Pediatric Day Hospital at Maputo Central Hospital, Maputo, Mozambique.
Pediatr Infect Dis J. 2009 Dec;28(12):e283-7. doi: 10.1097/INF.0b013e3181ba6c92.
Resistant virus may be selected by sub-optimal control of HIV-1 replication during antiretroviral treatment. The incidence and profile of resistance in children receiving World Health Organization-recommended treatment remains to be evaluated on a large scale.
Assessment of the frequency and profile of resistant virus in HIV-1-infected children, treated for at least 6 months with stavudine/zidovudine + lamivudine + nevirapine and presenting virological failure in a large access program in Maputo, Mozambique.
Cross-sectional evaluation of plasma HIV-1 viral load (VL) in 495 evaluable children among 512 treated for at least 6 months showed that 360 (72.7%) had a VL of <50 copies/mL of HIV-1 RNA. Genotypic resistance tests were performed in the 84 available samples from the 135 treated children with VL > or = 50 copies/mL: 92% of the viruses were resistant to lamivudine and/or nevirapine, and 15% were resistant to stavudine. Twenty children (24%) harbored virus with a extended spectrum of cross-resistance defined as resistance to the 3 drugs of the combination received by the child and/or at least 1 resistance to a drug to which the child had never been exposed (abacavir: 5%, tenofovir: 6%, didanosine: 3.5% and the new generation non nucleoside inhibitor, etravirine: 6%). The only factor identified by multivariate analysis as being associated with this extended resistance profile was the duration of treatment (aOR: 6.67 [95% CI: 1.24-35.93], P = 0.015 for treatment >24 months) with a per month increase of 1.09 (1.02-1.16) P = 0.007.

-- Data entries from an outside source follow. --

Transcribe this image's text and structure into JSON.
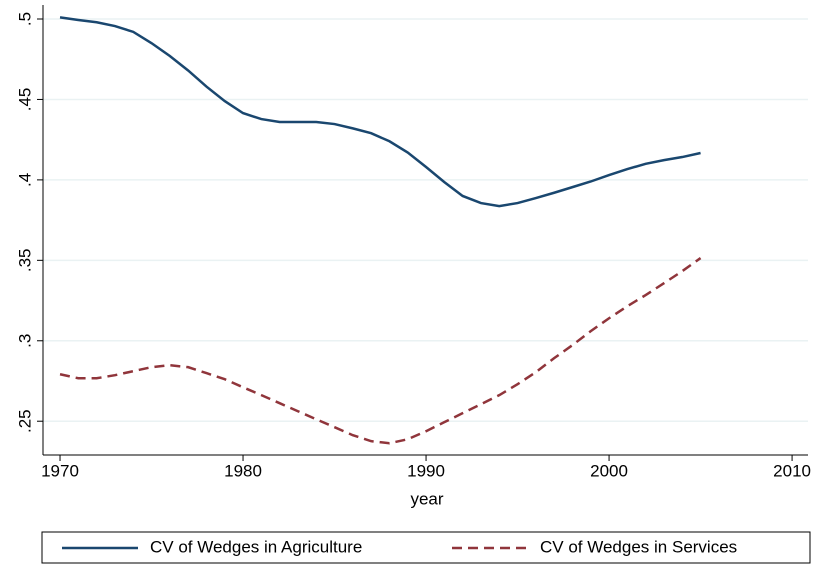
{
  "chart_data": {
    "type": "line",
    "x_label": "year",
    "x": [
      1970,
      1971,
      1972,
      1973,
      1974,
      1975,
      1976,
      1977,
      1978,
      1979,
      1980,
      1981,
      1982,
      1983,
      1984,
      1985,
      1986,
      1987,
      1988,
      1989,
      1990,
      1991,
      1992,
      1993,
      1994,
      1995,
      1996,
      1997,
      1998,
      1999,
      2000,
      2001,
      2002,
      2003,
      2004,
      2005
    ],
    "series": [
      {
        "name": "CV of Wedges in Agriculture",
        "color": "#1a476f",
        "dash": "solid",
        "values": [
          0.501,
          0.4994,
          0.498,
          0.4956,
          0.492,
          0.485,
          0.477,
          0.468,
          0.458,
          0.449,
          0.4415,
          0.4378,
          0.436,
          0.436,
          0.436,
          0.4347,
          0.432,
          0.429,
          0.424,
          0.417,
          0.408,
          0.3986,
          0.39,
          0.3856,
          0.3837,
          0.3856,
          0.3887,
          0.392,
          0.3955,
          0.399,
          0.403,
          0.4067,
          0.41,
          0.4123,
          0.4142,
          0.4167
        ]
      },
      {
        "name": "CV of Wedges in Services",
        "color": "#90353b",
        "dash": "dashed",
        "values": [
          0.2792,
          0.2767,
          0.2767,
          0.2786,
          0.2811,
          0.2836,
          0.2848,
          0.2836,
          0.2799,
          0.2761,
          0.2711,
          0.2662,
          0.2612,
          0.2562,
          0.2512,
          0.2463,
          0.2413,
          0.2376,
          0.2363,
          0.2388,
          0.2438,
          0.2494,
          0.255,
          0.2606,
          0.2662,
          0.273,
          0.2805,
          0.2892,
          0.2973,
          0.306,
          0.314,
          0.3215,
          0.3284,
          0.3358,
          0.3433,
          0.3514
        ]
      }
    ],
    "xlim": [
      1969.07,
      2010.87
    ],
    "xticks": [
      1970,
      1980,
      1990,
      2000,
      2010
    ],
    "ylim": [
      0.229,
      0.5087
    ],
    "yticks": [
      {
        "value": 0.25,
        "label": ".25"
      },
      {
        "value": 0.3,
        "label": ".3"
      },
      {
        "value": 0.35,
        "label": ".35"
      },
      {
        "value": 0.4,
        "label": ".4"
      },
      {
        "value": 0.45,
        "label": ".45"
      },
      {
        "value": 0.5,
        "label": ".5"
      }
    ],
    "grid": true,
    "legend": "bottom"
  }
}
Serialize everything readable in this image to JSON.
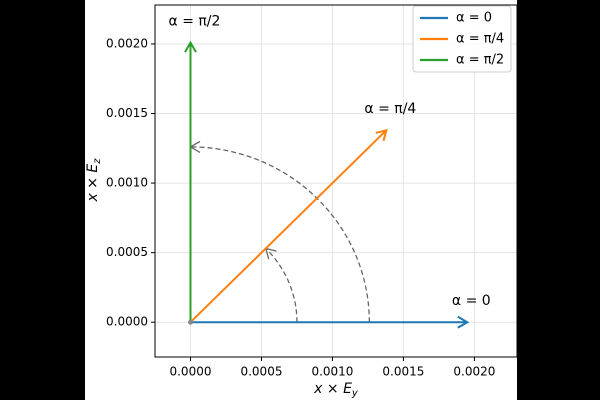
{
  "chart_data": {
    "type": "vector",
    "xlabel": {
      "base": "x × E",
      "sub": "y"
    },
    "ylabel": {
      "base": "x × E",
      "sub": "z"
    },
    "xlim": [
      -0.00025,
      0.0023
    ],
    "ylim": [
      -0.00025,
      0.00228
    ],
    "xticks": [
      {
        "value": 0,
        "label": "0.0000"
      },
      {
        "value": 0.0005,
        "label": "0.0005"
      },
      {
        "value": 0.001,
        "label": "0.0010"
      },
      {
        "value": 0.0015,
        "label": "0.0015"
      },
      {
        "value": 0.002,
        "label": "0.0020"
      }
    ],
    "yticks": [
      {
        "value": 0,
        "label": "0.0000"
      },
      {
        "value": 0.0005,
        "label": "0.0005"
      },
      {
        "value": 0.001,
        "label": "0.0010"
      },
      {
        "value": 0.0015,
        "label": "0.0015"
      },
      {
        "value": 0.002,
        "label": "0.0020"
      }
    ],
    "grid": true,
    "legend": "upper right",
    "vectors": [
      {
        "name": "α = 0",
        "color": "#1f77b4",
        "dx": 0.00195,
        "dy": 0,
        "label": "α = 0"
      },
      {
        "name": "α = π/4",
        "color": "#ff7f0e",
        "dx": 0.00138,
        "dy": 0.00138,
        "label": "α = π/4"
      },
      {
        "name": "α = π/2",
        "color": "#2ca02c",
        "dx": 0,
        "dy": 0.00201,
        "label": "α = π/2"
      }
    ],
    "arcs": [
      {
        "radius": 0.00075,
        "start_angle": 0,
        "end_angle": 45,
        "color": "#666666"
      },
      {
        "radius": 0.00126,
        "start_angle": 0,
        "end_angle": 90,
        "color": "#666666"
      }
    ]
  }
}
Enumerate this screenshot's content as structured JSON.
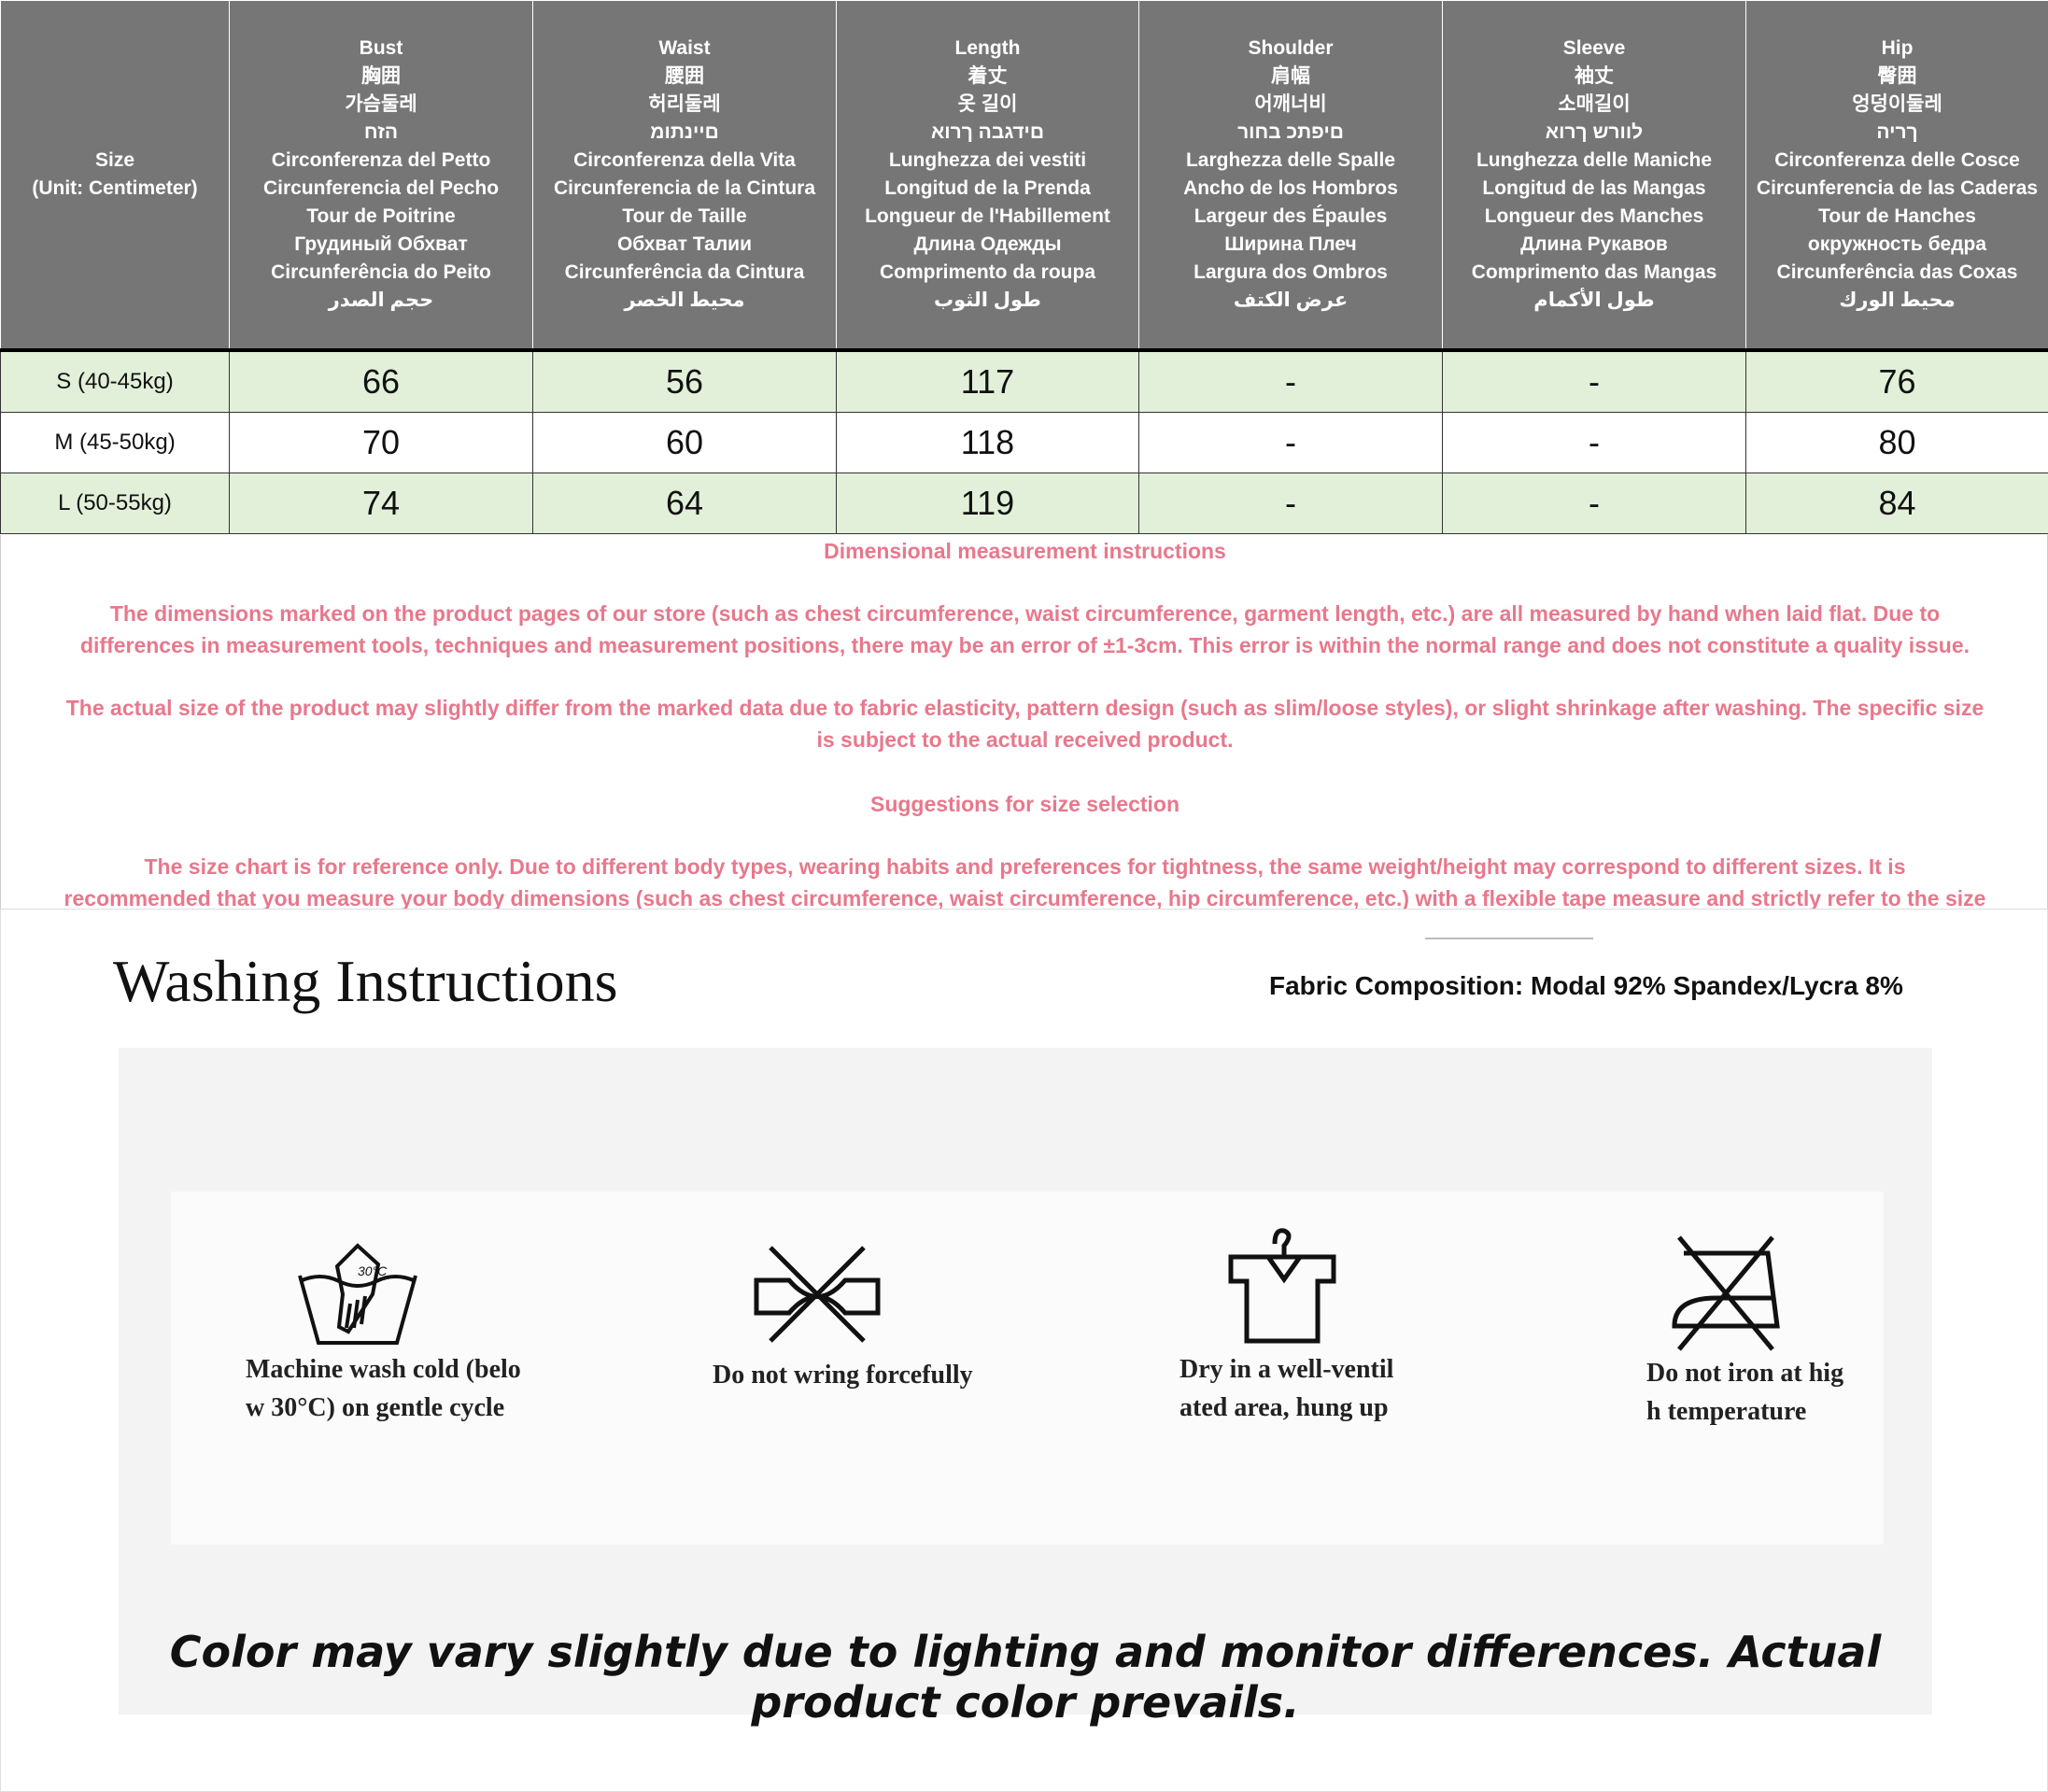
{
  "size_chart": {
    "headers": [
      {
        "key": "size",
        "lines": [
          "Size",
          "(Unit: Centimeter)"
        ]
      },
      {
        "key": "bust",
        "lines": [
          "Bust",
          "胸囲",
          "가슴둘레",
          "הזח",
          "Circonferenza del Petto",
          "Circunferencia del Pecho",
          "Tour de Poitrine",
          "Грудиный Обхват",
          "Circunferência do Peito",
          "حجم الصدر"
        ]
      },
      {
        "key": "waist",
        "lines": [
          "Waist",
          "腰囲",
          "허리둘레",
          "םיינתומ",
          "Circonferenza della Vita",
          "Circunferencia de la Cintura",
          "Tour de Taille",
          "Обхват Талии",
          "Circunferência da Cintura",
          "محيط الخصر"
        ]
      },
      {
        "key": "length",
        "lines": [
          "Length",
          "着丈",
          "옷 길이",
          "םידגבה ךרוא",
          "Lunghezza dei vestiti",
          "Longitud de la Prenda",
          "Longueur de l'Habillement",
          "Длина Одежды",
          "Comprimento da roupa",
          "طول الثوب"
        ]
      },
      {
        "key": "shoulder",
        "lines": [
          "Shoulder",
          "肩幅",
          "어깨너비",
          "םיפתכ בחור",
          "Larghezza delle Spalle",
          "Ancho de los Hombros",
          "Largeur des Épaules",
          "Ширина Плеч",
          "Largura dos Ombros",
          "عرض الكتف"
        ]
      },
      {
        "key": "sleeve",
        "lines": [
          "Sleeve",
          "袖丈",
          "소매길이",
          "לוורש ךרוא",
          "Lunghezza delle Maniche",
          "Longitud de las Mangas",
          "Longueur des Manches",
          "Длина Рукавов",
          "Comprimento das Mangas",
          "طول الأكمام"
        ]
      },
      {
        "key": "hip",
        "lines": [
          "Hip",
          "臀囲",
          "엉덩이둘레",
          "ךריה",
          "Circonferenza delle Cosce",
          "Circunferencia de las Caderas",
          "Tour de Hanches",
          "окружность бедра",
          "Circunferência das Coxas",
          "محيط الورك"
        ]
      }
    ],
    "rows": [
      {
        "cells": [
          "S (40-45kg)",
          "66",
          "56",
          "117",
          "-",
          "-",
          "76"
        ],
        "highlight": true
      },
      {
        "cells": [
          "M (45-50kg)",
          "70",
          "60",
          "118",
          "-",
          "-",
          "80"
        ],
        "highlight": false
      },
      {
        "cells": [
          "L (50-55kg)",
          "74",
          "64",
          "119",
          "-",
          "-",
          "84"
        ],
        "highlight": true
      }
    ],
    "highlight_color": "#e2f0d9",
    "header_color": "#767676"
  },
  "notes": {
    "color": "#e8788c",
    "title": "Dimensional measurement instructions",
    "para1_l1": "The dimensions marked on the product pages of our store (such as chest circumference, waist circumference, garment length, etc.) are all measured by hand when laid flat. Due to",
    "para1_l2": "differences in measurement tools, techniques and measurement positions, there may be an error of ±1-3cm. This error is within the normal range and does not constitute a quality issue.",
    "para2_l1": "The actual size of the product may slightly differ from the marked data due to fabric elasticity, pattern design (such as slim/loose styles), or slight shrinkage after washing. The specific size",
    "para2_l2": "is subject to the actual received product.",
    "suggest_title": "Suggestions for size selection",
    "para3_l1": "The size chart is for reference only. Due to different body types, wearing habits and preferences for tightness, the same weight/height may correspond to different sizes. It is",
    "para3_l2": "recommended that you measure your body dimensions (such as chest circumference, waist circumference, hip circumference, etc.) with a flexible tape measure and strictly refer to the size"
  },
  "washing": {
    "title": "Washing Instructions",
    "fabric": "Fabric Composition:  Modal 92% Spandex/Lycra 8%",
    "care": [
      {
        "icon": "hand-wash-30-icon",
        "l1": "Machine wash cold (belo",
        "l2": "w 30°C) on gentle cycle",
        "temp": "30°C"
      },
      {
        "icon": "do-not-wring-icon",
        "l1": "Do not wring forcefully",
        "l2": ""
      },
      {
        "icon": "hang-dry-icon",
        "l1": "Dry in a well-ventil",
        "l2": "ated area, hung up"
      },
      {
        "icon": "do-not-iron-icon",
        "l1": "Do not iron at hig",
        "l2": "h temperature"
      }
    ],
    "slogan": "Color may vary slightly due to lighting and monitor differences. Actual product color prevails."
  }
}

Residual viral replication in children receiving stavudine/zidovudine + lamivudine + nevirapine treatment is associated with a time-dependent risk of acquiring cross-resistance, including resistance to drugs currently used for second-line treatment and also to the new generation of non nucleoside reverse transcriptase inhibitors.
在抗逆转录病毒治疗期间,如果 HIV-1 复制的控制不理想,可能会选择耐药病毒。在世界卫生组织推荐的治疗方案下,接受治疗的儿童的耐药发生率和耐药谱仍需大规模评估。
评估在莫桑比克马普托一个大型治疗项目中,至少接受 6 个月齐多夫定/司他夫定+拉米夫定+奈韦拉平治疗,且病毒学治疗失败的 HIV-1 感染儿童中耐药病毒的发生频率和耐药谱。
在 512 名至少接受 6 个月治疗的患儿中,对 495 名可评估患儿进行了血浆 HIV-1 病毒载量(VL)的横断面评估,结果显示 360 名(72.7%)患儿的 HIV-1 RNA 病毒载量<50 拷贝/mL。对 135 名 VL≥50 拷贝/mL 的治疗患儿中 84 份可用样本进行了基因型耐药检测:92%的病毒对拉米夫定和/或奈韦拉平耐药,15%对司他夫定耐药。20 名患儿(24%)携带具有广泛交叉耐药谱的病毒,定义为对患儿所接受联合用药的 3 种药物耐药,和/或对患儿从未接触过的药物耐药(阿巴卡韦:5%,替诺福韦:6%,地达诺辛:3.5%,新型非核苷类逆转录酶抑制剂依曲韦林:6%)。多因素分析确定的唯一与这种广泛耐药谱相关的因素是治疗时间(OR:6.67[95%CI:1.24-35.93],P=0.015,治疗时间>24 个月),每月增加 1.09(1.02-1.16),P=0.007。
接受齐多夫定/司他夫定+拉米夫定+奈韦拉平治疗的儿童中残留病毒复制与获得交叉耐药的时间依赖性风险相关,包括对目前用于二线治疗的药物以及新型非核苷类逆转录酶抑制剂的耐药。